As I mentioned a few weeks back, I am thrilled to have been included among the five-member jury for Spectrum 17, along with Bill Carman, Kerry Callen, Rebecca Guay, and Iain McCaig.
We convened in Kansas City, MO on February 26 to view nearly 6000 works! The morning started at 8:15AM when we met with Arnie and Cathy Fenner in the hotel lobby. We were escorted to Pershing Hall, which encompasses 15,000 square feet. I recall walking into the room, looking to the left, then to the right, and being astonished at how much material was laid out for viewing. Arnie then told us they would have to lay out the room again once or maybe two more times. (It turned out the room was filled almost a third time). There’s some pictures and video of the room at the Spectrum website here.
The five of us were armed with a cup of beans, with each jury member having a different color.
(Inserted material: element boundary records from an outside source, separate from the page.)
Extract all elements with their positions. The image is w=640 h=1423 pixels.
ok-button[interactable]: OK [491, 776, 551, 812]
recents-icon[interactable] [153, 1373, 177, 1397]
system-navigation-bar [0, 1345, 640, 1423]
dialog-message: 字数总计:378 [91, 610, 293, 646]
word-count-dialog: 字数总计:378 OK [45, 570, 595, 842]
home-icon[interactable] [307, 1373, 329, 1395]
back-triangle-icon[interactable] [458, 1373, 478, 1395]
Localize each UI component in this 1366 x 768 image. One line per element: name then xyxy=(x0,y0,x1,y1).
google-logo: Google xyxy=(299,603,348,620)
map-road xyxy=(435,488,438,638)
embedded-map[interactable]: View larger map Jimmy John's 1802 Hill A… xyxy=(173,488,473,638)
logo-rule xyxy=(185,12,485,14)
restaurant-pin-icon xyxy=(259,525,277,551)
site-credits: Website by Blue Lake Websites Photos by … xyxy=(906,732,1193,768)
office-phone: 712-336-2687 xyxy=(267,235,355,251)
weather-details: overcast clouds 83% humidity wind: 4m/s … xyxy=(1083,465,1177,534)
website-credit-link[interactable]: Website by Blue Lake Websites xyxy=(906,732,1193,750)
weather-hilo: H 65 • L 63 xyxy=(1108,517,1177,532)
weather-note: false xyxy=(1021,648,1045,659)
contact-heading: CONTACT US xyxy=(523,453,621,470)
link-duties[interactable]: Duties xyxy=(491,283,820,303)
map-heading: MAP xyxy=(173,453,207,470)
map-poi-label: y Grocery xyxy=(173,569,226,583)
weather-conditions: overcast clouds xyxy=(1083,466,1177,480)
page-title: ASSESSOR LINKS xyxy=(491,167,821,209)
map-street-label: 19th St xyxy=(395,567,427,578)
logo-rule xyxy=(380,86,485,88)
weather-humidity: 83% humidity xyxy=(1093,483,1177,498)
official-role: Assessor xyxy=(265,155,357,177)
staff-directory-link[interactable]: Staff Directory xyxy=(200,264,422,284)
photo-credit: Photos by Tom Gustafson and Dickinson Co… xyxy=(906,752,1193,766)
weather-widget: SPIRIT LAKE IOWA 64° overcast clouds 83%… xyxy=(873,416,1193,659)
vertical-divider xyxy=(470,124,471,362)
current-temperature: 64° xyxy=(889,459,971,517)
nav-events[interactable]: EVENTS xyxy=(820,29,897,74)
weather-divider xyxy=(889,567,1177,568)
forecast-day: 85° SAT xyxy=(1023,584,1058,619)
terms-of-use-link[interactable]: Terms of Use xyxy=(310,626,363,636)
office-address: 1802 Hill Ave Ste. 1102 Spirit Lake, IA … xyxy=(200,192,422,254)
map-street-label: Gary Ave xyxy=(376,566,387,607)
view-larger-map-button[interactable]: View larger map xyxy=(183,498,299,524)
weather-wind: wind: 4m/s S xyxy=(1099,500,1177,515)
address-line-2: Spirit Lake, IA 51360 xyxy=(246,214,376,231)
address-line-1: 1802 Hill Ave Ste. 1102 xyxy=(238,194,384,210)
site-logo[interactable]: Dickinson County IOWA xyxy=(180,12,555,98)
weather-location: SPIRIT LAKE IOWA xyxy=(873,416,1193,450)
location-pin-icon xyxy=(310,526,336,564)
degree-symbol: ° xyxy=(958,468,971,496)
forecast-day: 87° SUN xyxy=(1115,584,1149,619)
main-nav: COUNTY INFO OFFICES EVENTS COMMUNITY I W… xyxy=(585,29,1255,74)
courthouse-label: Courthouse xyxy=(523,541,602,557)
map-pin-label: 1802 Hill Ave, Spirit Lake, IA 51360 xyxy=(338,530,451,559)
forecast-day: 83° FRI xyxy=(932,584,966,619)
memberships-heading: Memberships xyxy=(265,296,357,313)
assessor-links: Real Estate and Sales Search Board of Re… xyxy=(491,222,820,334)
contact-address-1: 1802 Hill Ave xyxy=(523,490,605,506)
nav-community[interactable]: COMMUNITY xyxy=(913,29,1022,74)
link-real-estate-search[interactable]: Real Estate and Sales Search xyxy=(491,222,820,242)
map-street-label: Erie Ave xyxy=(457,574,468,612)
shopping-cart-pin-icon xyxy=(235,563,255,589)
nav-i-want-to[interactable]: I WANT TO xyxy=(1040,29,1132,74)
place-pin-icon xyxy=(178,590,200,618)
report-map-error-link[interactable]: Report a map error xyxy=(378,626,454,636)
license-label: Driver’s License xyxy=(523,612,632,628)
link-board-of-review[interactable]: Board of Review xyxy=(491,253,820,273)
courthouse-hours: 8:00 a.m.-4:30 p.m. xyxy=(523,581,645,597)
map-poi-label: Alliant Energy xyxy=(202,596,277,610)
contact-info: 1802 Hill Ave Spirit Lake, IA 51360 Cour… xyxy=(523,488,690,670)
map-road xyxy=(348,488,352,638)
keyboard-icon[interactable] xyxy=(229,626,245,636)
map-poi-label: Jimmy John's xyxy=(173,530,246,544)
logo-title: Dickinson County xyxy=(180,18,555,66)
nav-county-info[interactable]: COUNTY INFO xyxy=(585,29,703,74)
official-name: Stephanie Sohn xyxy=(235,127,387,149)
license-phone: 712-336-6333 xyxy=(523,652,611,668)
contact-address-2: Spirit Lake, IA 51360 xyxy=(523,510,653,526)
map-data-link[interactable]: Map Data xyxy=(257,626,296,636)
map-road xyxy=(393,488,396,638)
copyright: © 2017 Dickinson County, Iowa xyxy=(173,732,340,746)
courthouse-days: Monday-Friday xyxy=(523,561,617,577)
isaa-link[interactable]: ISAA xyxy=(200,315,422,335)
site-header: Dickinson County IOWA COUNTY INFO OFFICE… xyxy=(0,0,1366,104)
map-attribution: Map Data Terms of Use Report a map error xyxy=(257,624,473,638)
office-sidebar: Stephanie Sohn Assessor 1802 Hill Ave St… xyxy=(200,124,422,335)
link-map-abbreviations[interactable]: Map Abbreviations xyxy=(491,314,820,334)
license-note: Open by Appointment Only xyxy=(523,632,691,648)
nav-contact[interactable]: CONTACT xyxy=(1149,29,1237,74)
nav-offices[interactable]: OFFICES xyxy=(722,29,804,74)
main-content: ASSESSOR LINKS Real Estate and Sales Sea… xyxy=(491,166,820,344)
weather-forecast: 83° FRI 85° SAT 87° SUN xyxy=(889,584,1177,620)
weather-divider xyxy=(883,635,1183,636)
Every piece of art had its own upside down cup with a small hole. Our instructions were simple. If you like the art, drop in a bean. Every piece of art that gets a majority vote (three or more beans) goes in the book. The different colored beans for each judge makes sure no double votes are cast by mistake by the same person. We also had the option of dropping in a paperclip to mark those pieces we felt were exceptional for consideration for a Gold or Silver Award. We were discouraged from talking to one another and started from different areas of the room to make our personal and anonymous choices.
Throughout the day I was really impressed by many things. I’d like to point out two of them. One was how fair the voting process is. Having the opportunity to vote on a pure anonymous level, and not knowing the names of the artists works I was viewing was a no pressure, comfortable experience allowing me to vote based on the merits of the individual art. The second thing was how great the Spectrum staff was. The kept us fed, provided plenty of breaks, and had everything taken care of. I felt relaxed, so viewing the nearly 6000 pieces of art didn’t seem overwhelming. I felt I could give the proper amount of time to each piece. It was a very smooth good day.
I admit I was disappointed to see the Comics category so sparse. Comics are my first love and I was especially looking forward to see the submissions. I hope to see this section grow in the coming years, so if you are a comic artist, I encourage you to submit your work. And, some sequential pages would be good, too! I only saw a few comic pages, with most of the entries being covers or splashes.
One (of the many) things that I liked was being able to view all of the art in a hard copy form, and not on a computer or in digital form. It was easy to go back and forth, and compare pieces to one another, go back to a certain area or table, and give each piece a good viewing.
Arnie and Cathy gave us a time limit for viewing the three separate layouts of the room, since they wanted to make sure we had enough time for award considerations at the end. They explained this final process has gone long into the evening in previous years.
Well, it turns out we had a like-minded jury, as we made the award selections fairly quickly. It was pretty amazing how unified we were. Arnie and Cathy seemed happy with how quickly we made group decisions. I was surprised by how many pieces had multiple paperclips. It’s just staggering to think that out of 6000 pieces, that we were so close in aesthetics to have picked the same types of pieces. For instance, for the Unpublished section, we all picked multiple Eric Fortune pieces for award consideration. I was completely unfamiliar with his work at the time. I was impressed and dropped a few paperclips for his art. I think we had five or six Fortune pieces to choose from. The only other artist who came close to having as many pieces marked for awards was Sam Weber, who received two awards, one in the Advertising category and another in Editorial. We were all in the same groove. We whittled the ten or fifteen or so selections from each category down to a handful of pieces, then debated the merits of each piece until a majority decision could be made. Each jury member was great about listening and expressing his or her reasons why a piece of art should receive an award. It also helped that Arnie let us choose two pieces for a silver award for the Dimensional and Unpublished categories. In those two cases, we felt each of the four pieces were really deserving of a Silver award. You can view all of the award winners by clicking here.
It was a terrific weekend. Again, the Spectrum staff and the Fenner’s made the whole process so smooth and enjoyable, it left me relaxed and focused all day. It was an honor to be among this delightful group and have this opportunity.
Congratulations to everyone who makes it into Spectrum 17! The list of artist names selected for the book has been posted on the Spectrum website. You can view the results here.